Female Crevice Weaver Spider, we believe

Eric Eaton Concurs
Hi, Daniel:
… Well, it is definitely a species of Kukulcania, but I don’t think that species (K. hibernalis) ranges into Nevada.  Likely a different species.
Eric

Update from Emm
I took all the photo’s myself. The first photo was of a spider that was inside my home. I took that picture after putting the spider inside a plastic container, that’s why the quality looks different. the other spiders were all outside and  I took the photo’s from a distance.
I wasn’t aware that I could identify the spiders by their eye configurations. next time I’ll know where to point the camera.

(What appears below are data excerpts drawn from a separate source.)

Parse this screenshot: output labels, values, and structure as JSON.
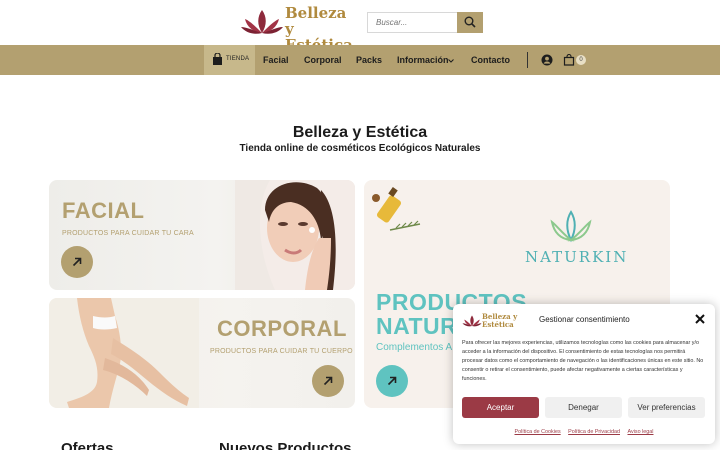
{
  "header": {
    "logo_line1": "Belleza y",
    "logo_line2": "Estética",
    "search_placeholder": "Buscar..."
  },
  "nav": {
    "shop_label": "TIENDA",
    "items": [
      "Facial",
      "Corporal",
      "Packs",
      "Información",
      "Contacto"
    ],
    "cart_count": "0"
  },
  "main": {
    "title": "Belleza y Estética",
    "subtitle": "Tienda online de cosméticos Ecológicos Naturales"
  },
  "cards": {
    "facial": {
      "title": "FACIAL",
      "subtitle": "PRODUCTOS PARA CUIDAR TU CARA"
    },
    "corporal": {
      "title": "CORPORAL",
      "subtitle": "PRODUCTOS PARA CUIDAR TU CUERPO"
    },
    "natural": {
      "title_line1": "PRODUCTOS",
      "title_line2": "NATUR",
      "subtitle": "Complementos A",
      "brand": "NATURKIN"
    }
  },
  "sections": {
    "left": "Ofertas",
    "right": "Nuevos Productos"
  },
  "cookie": {
    "logo_line1": "Belleza y",
    "logo_line2": "Estética",
    "title": "Gestionar consentimiento",
    "body": "Para ofrecer las mejores experiencias, utilizamos tecnologías como las cookies para almacenar y/o acceder a la información del dispositivo. El consentimiento de estas tecnologías nos permitirá procesar datos como el comportamiento de navegación o las identificaciones únicas en este sitio. No consentir o retirar el consentimiento, puede afectar negativamente a ciertas características y funciones.",
    "accept": "Aceptar",
    "deny": "Denegar",
    "prefs": "Ver preferencias",
    "links": [
      "Política de Cookies",
      "Política de Privacidad",
      "Aviso legal"
    ]
  },
  "colors": {
    "brand": "#b3a070",
    "accent": "#9b3a45",
    "teal": "#5fc3c0"
  },
  "icons": [
    "lotus-logo-icon",
    "search-icon",
    "bag-icon",
    "chevron-down-icon",
    "user-icon",
    "cart-icon",
    "arrow-up-right-icon",
    "close-icon"
  ]
}
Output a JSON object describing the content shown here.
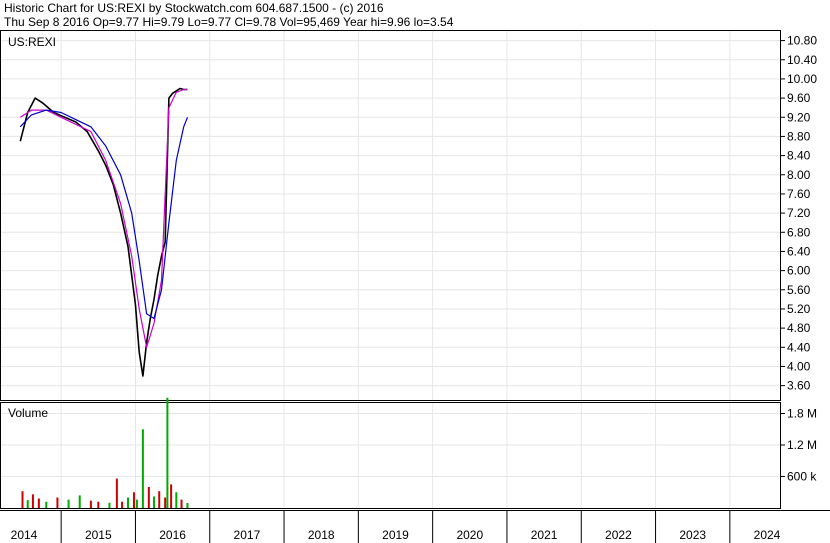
{
  "header": {
    "line1": "Historic Chart for US:REXI by Stockwatch.com 604.687.1500 - (c) 2016",
    "line2": "Thu Sep  8 2016  Op=9.77  Hi=9.79  Lo=9.77  Cl=9.78  Vol=95,469  Year hi=9.96  lo=3.54"
  },
  "chart_data": [
    {
      "type": "line",
      "title": "US:REXI",
      "ylim": [
        3.3,
        11.0
      ],
      "y_ticks": [
        "10.80",
        "10.40",
        "10.00",
        "9.60",
        "9.20",
        "8.80",
        "8.40",
        "8.00",
        "7.60",
        "7.20",
        "6.80",
        "6.40",
        "6.00",
        "5.60",
        "5.20",
        "4.80",
        "4.40",
        "4.00",
        "3.60"
      ],
      "x_labels": [
        "2014",
        "2015",
        "2016",
        "2017",
        "2018",
        "2019",
        "2020",
        "2021",
        "2022",
        "2023",
        "2024"
      ],
      "grid": true,
      "colors": {
        "price": "#000000",
        "ma_short": "#cc00cc",
        "ma_long": "#0000cc"
      },
      "series": [
        {
          "key": "price",
          "x": [
            2013.95,
            2014.05,
            2014.15,
            2014.25,
            2014.4,
            2014.55,
            2014.7,
            2014.85,
            2015.0,
            2015.1,
            2015.2,
            2015.3,
            2015.4,
            2015.45,
            2015.5,
            2015.55,
            2015.6,
            2015.65,
            2015.7,
            2015.75,
            2015.8,
            2015.85,
            2015.9,
            2015.95,
            2016.0,
            2016.05,
            2016.1,
            2016.15,
            2016.2
          ],
          "y": [
            8.7,
            9.3,
            9.6,
            9.5,
            9.3,
            9.2,
            9.1,
            8.9,
            8.5,
            8.2,
            7.8,
            7.2,
            6.5,
            5.9,
            5.3,
            4.3,
            3.8,
            4.5,
            5.0,
            5.4,
            5.9,
            6.3,
            6.6,
            9.6,
            9.7,
            9.75,
            9.8,
            9.78,
            9.78
          ]
        },
        {
          "key": "ma_short",
          "x": [
            2013.95,
            2014.1,
            2014.3,
            2014.5,
            2014.7,
            2014.9,
            2015.1,
            2015.3,
            2015.45,
            2015.55,
            2015.65,
            2015.75,
            2015.85,
            2015.95,
            2016.05,
            2016.15,
            2016.2
          ],
          "y": [
            9.2,
            9.35,
            9.35,
            9.2,
            9.05,
            8.9,
            8.3,
            7.4,
            6.3,
            5.2,
            4.4,
            4.9,
            5.8,
            9.4,
            9.72,
            9.78,
            9.78
          ]
        },
        {
          "key": "ma_long",
          "x": [
            2013.95,
            2014.1,
            2014.3,
            2014.5,
            2014.7,
            2014.9,
            2015.1,
            2015.3,
            2015.45,
            2015.55,
            2015.65,
            2015.75,
            2015.85,
            2015.95,
            2016.05,
            2016.15,
            2016.2
          ],
          "y": [
            9.0,
            9.25,
            9.35,
            9.3,
            9.15,
            9.0,
            8.6,
            8.0,
            7.2,
            6.2,
            5.1,
            5.0,
            5.6,
            7.0,
            8.3,
            9.0,
            9.2
          ]
        }
      ]
    },
    {
      "type": "bar",
      "title": "Volume",
      "ylim": [
        0,
        2000000
      ],
      "y_ticks": [
        "1.8 M",
        "1.2 M",
        "600 k"
      ],
      "colors": {
        "up": "#00aa00",
        "down": "#cc0000"
      },
      "x": [
        2013.98,
        2014.05,
        2014.12,
        2014.2,
        2014.3,
        2014.45,
        2014.6,
        2014.75,
        2014.9,
        2015.0,
        2015.15,
        2015.25,
        2015.32,
        2015.4,
        2015.48,
        2015.52,
        2015.6,
        2015.68,
        2015.75,
        2015.82,
        2015.9,
        2015.93,
        2015.98,
        2016.05,
        2016.12,
        2016.2
      ],
      "values": [
        320000,
        150000,
        260000,
        180000,
        120000,
        200000,
        160000,
        240000,
        140000,
        120000,
        100000,
        560000,
        120000,
        200000,
        300000,
        160000,
        1500000,
        400000,
        220000,
        320000,
        200000,
        2100000,
        450000,
        300000,
        160000,
        95469
      ],
      "direction": [
        "down",
        "up",
        "down",
        "down",
        "up",
        "down",
        "up",
        "up",
        "down",
        "down",
        "up",
        "down",
        "down",
        "up",
        "down",
        "up",
        "up",
        "down",
        "up",
        "down",
        "down",
        "up",
        "down",
        "up",
        "down",
        "up"
      ]
    }
  ]
}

I read that recluse spiders don’t have fine hairs on their legs and it’s easy to see that there is hair on the legs of my spider which leaves me to believe that you correctly identified mine to be house spiders.
I know now not to do an image search to help me identify insects. the results were very misinforming
I appreciate all your help.  If you’re interested I have photo’s of other insects, most of the pictures are in good quality. the photo’s are of aphids, a June beetle, an adult and a juvenile praying mantis, a male carpenter bee and a beetle. I’m unaware of the exact species but it’s bigger than my hand. I took pictures of it from where it was when I first seen it and then took more pictures of it while it was in a container. .  if you’d like to see them let me know. I’m not a photographer but I think some of them are good shots
Thank You for all your help; Emm
p.s.  All of the bugs that I’ve captured were taken away from my house and set free. I don’t kill them.

What's That Bug? does not endorse extermination

Brown Recluse?
March 29, 2010
We found this spider in Cleveland, Texas this past February while cleaning out a neglected bookshelf. It was between the books in a rather disorderly looking web. The house it was found in is in a wooded area. We’ve been keeping it in a container with wound wire for observation since, and it has established an intricate, cob-webby web between the wires and is living on a steady diet of mosquito hawks and silverfish. We’ve done a lot of image searching for an identity, but the closest we can find is that it’s a brown recluse. However, it lacks a distinct violin marking (although a dark line similar to the violin neck runs down the cephalothorax), the pedipalps are much more defined and less tufty, and the legs seem to be less spindly. We haven’t been able to get a coun t on the eyes, as they’re a bit hard to see. We’ve noticed some small indentions in pairs on the dorsal side of the abdomen, no idea what those are. If its behavior is of any help, we’ve noticed that it cuts its finished prey from its web to let it fall (although perhaps that’s common in spiders). Any help would be much appreciated! Also, if you happen to know, we’d love to know what those indentions are (pictured in photo 3)! Thanks very much.
Laura and Michael
Cleveland, Texas

Crevice Weaver Spider

Dear Laura and Michael,
You may rest assured that this is not a Brown Recluse.  It is a Crevice Weaver Spider in the genus Kukulcania, and it is well represented on BugGuide.  According to BugGuide:  “These spiders create a tube-like retreat in cracks.   This spider varies greatly in color from light brown to dark black. Females are generally grey to black while the males are tan. Males look very similar to the Recluse spiders, except they have much longer pedipalps, eight eyes (not six as in the Recluse family), and very long front legs.
“  It is our opinion that your specimen is a female.